Along the routes from the White House to the inaugural ground at Capitol Hill, thousands of people lined up behind law enforcement tapes waving at the presidential convoy as it made its way to the inauguration ground.

Reassuring his nation of the commitment of his administration to their security, Obama said: “We will defend our people and uphold our values through strength of arms and rule of law. We will show the courage to try and resolve our differences with other nations peacefully – not because we are naïve about the dangers we face, but because engagement can more durably lift suspicion and fear.”

His inaugural address made before a sea of heads, who waved thousands of star-studded flags, also rekindled hope for immigrants, women, as well as gays as it linked the challenges they face with the journey the United States must embark upon.

He said: “For our journey is not complete until our wives, our mothers, and daughters can earn a living equal to their efforts. Our journey is not complete until our gay brothers and sisters are treated like anyone else under the law – for if we are truly created equal, then surely the love we commit to one another must be equal as well.

“Our journey is not complete until no citizen is forced to wait for hours to exercise the right to vote.
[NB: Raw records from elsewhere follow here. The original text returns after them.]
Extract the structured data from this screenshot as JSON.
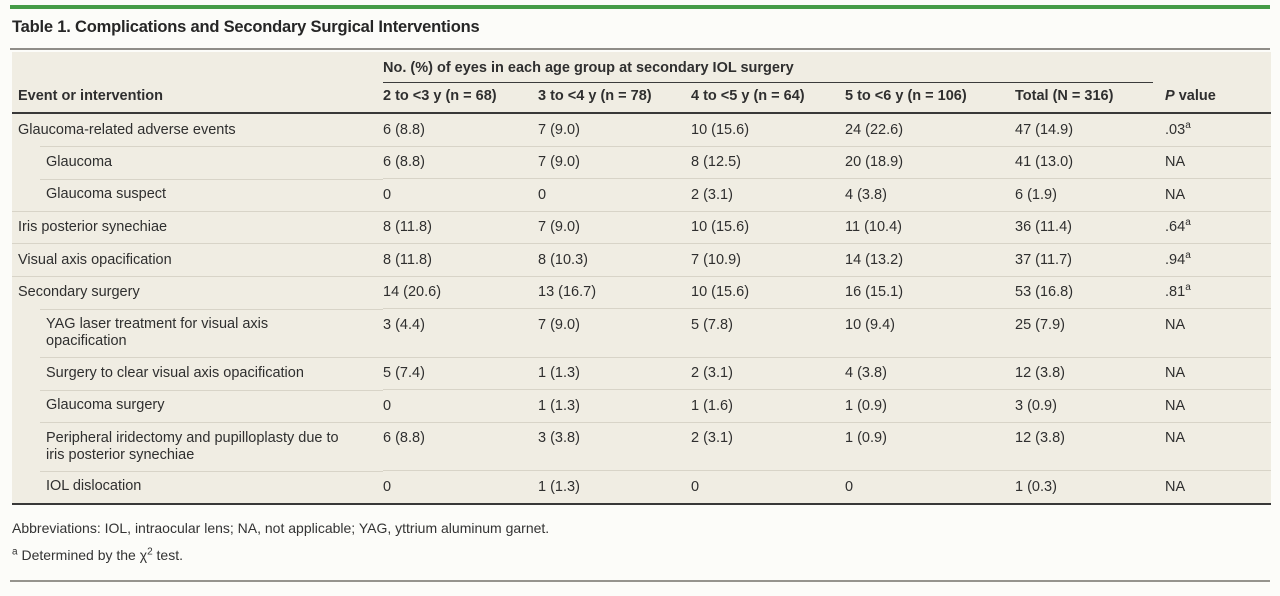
{
  "colors": {
    "accent_green": "#459c47",
    "table_background": "#f0ede3",
    "row_separator": "#d8d4c8",
    "heavy_rule": "#383838"
  },
  "title": "Table 1. Complications and Secondary Surgical Interventions",
  "table": {
    "spanner": "No. (%) of eyes in each age group at secondary IOL surgery",
    "row_header": "Event or intervention",
    "p_header_italic": "P",
    "p_header_rest": " value",
    "age_columns": [
      "2 to <3 y (n = 68)",
      "3 to <4 y (n = 78)",
      "4 to <5 y (n = 64)",
      "5 to <6 y (n = 106)",
      "Total (N = 316)"
    ],
    "rows": [
      {
        "label": "Glaucoma-related adverse events",
        "indent": false,
        "values": [
          "6 (8.8)",
          "7 (9.0)",
          "10 (15.6)",
          "24 (22.6)",
          "47 (14.9)"
        ],
        "p": ".03",
        "p_marker": "a"
      },
      {
        "label": "Glaucoma",
        "indent": true,
        "values": [
          "6 (8.8)",
          "7 (9.0)",
          "8 (12.5)",
          "20 (18.9)",
          "41 (13.0)"
        ],
        "p": "NA",
        "p_marker": ""
      },
      {
        "label": "Glaucoma suspect",
        "indent": true,
        "values": [
          "0",
          "0",
          "2 (3.1)",
          "4 (3.8)",
          "6 (1.9)"
        ],
        "p": "NA",
        "p_marker": ""
      },
      {
        "label": "Iris posterior synechiae",
        "indent": false,
        "values": [
          "8 (11.8)",
          "7 (9.0)",
          "10 (15.6)",
          "11 (10.4)",
          "36 (11.4)"
        ],
        "p": ".64",
        "p_marker": "a"
      },
      {
        "label": "Visual axis opacification",
        "indent": false,
        "values": [
          "8 (11.8)",
          "8 (10.3)",
          "7 (10.9)",
          "14 (13.2)",
          "37 (11.7)"
        ],
        "p": ".94",
        "p_marker": "a"
      },
      {
        "label": "Secondary surgery",
        "indent": false,
        "values": [
          "14 (20.6)",
          "13 (16.7)",
          "10 (15.6)",
          "16 (15.1)",
          "53 (16.8)"
        ],
        "p": ".81",
        "p_marker": "a"
      },
      {
        "label": "YAG laser treatment for visual axis opacification",
        "indent": true,
        "values": [
          "3 (4.4)",
          "7 (9.0)",
          "5 (7.8)",
          "10 (9.4)",
          "25 (7.9)"
        ],
        "p": "NA",
        "p_marker": ""
      },
      {
        "label": "Surgery to clear visual axis opacification",
        "indent": true,
        "values": [
          "5 (7.4)",
          "1 (1.3)",
          "2 (3.1)",
          "4 (3.8)",
          "12 (3.8)"
        ],
        "p": "NA",
        "p_marker": ""
      },
      {
        "label": "Glaucoma surgery",
        "indent": true,
        "values": [
          "0",
          "1 (1.3)",
          "1 (1.6)",
          "1 (0.9)",
          "3 (0.9)"
        ],
        "p": "NA",
        "p_marker": ""
      },
      {
        "label": "Peripheral iridectomy and pupilloplasty due to iris posterior synechiae",
        "indent": true,
        "values": [
          "6 (8.8)",
          "3 (3.8)",
          "2 (3.1)",
          "1 (0.9)",
          "12 (3.8)"
        ],
        "p": "NA",
        "p_marker": ""
      },
      {
        "label": "IOL dislocation",
        "indent": true,
        "values": [
          "0",
          "1 (1.3)",
          "0",
          "0",
          "1 (0.3)"
        ],
        "p": "NA",
        "p_marker": ""
      }
    ]
  },
  "footnotes": {
    "abbreviations": "Abbreviations: IOL, intraocular lens; NA, not applicable; YAG, yttrium aluminum garnet.",
    "note_a": {
      "marker": "a",
      "before": " Determined by the χ",
      "sup": "2",
      "after": " test."
    }
  }
}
Our journey is not complete until we find a better way to welcome the striving, hopeful immigrants who still see America as a land of opportunity; until bright young students and engineers are enlisted in our workforce rather than expelled from our country.

“Our journey is not complete until all our children, from the streets of Detroit to the hills of Appalachia to the quiet lanes of Newtown, know that they are cared for, and cherished, and always safe from harm.”

On the importance of the inaugural ceremony, Obama said: “Each time we gather to inaugurate a president, we bear witness to the enduring strength of our constitution.

“We affirm the promise of our democracy. We recall that what binds this nation together is not the colours of our skin or the tenets of our faith or the origins of our names. What makes us exceptional – what makes us American – is our allegiance to an idea, articulated in a declaration made more than two centuries ago.”

Delivering the opening remarks at the 57th inaugural ceremony, New York Democrat and head of the congressional committee on inauguration, Senator Chuck Schummer, described the occasion as “the perfect moment to renew our collective faith in America.”

The swearing-in of Vice-President Biden by Supreme Court Associate Justice Sonia Sotomayor at about 11.46 am was preceded by the rendering of the “Battle Hymn of the Republic” by the famous Brooklyn Tabernacle choir.

Adding colour to the ceremony were Singer Kelly Clarkson, who performed “America (My Country 'Tis of Thee)”, singer James Taylor, who performed “America the Beautiful”, Beyonce, who performed the national anthem, Richard Blanco, who gave the inaugural poem, and the US Marine Band.

The first official assignment performed by Obama after his inauguration was the signing of the paperwork to nominate four new members of his cabinet and national security team - John Brennan, CIA; Chuck Hagel, Secretary of Defence; John Kerry, Secretary of State; and Jack Lew, Secretary of the Treasury.

Two official balls – the Commander-in-Chief’s Ball – for members of the armed services, and the inaugural ball, for the invitees of the president, also held Monday.

The inaugural ceremonies would be round off Tuesday with a national prayer service at the National Cathedral also in Washington DC.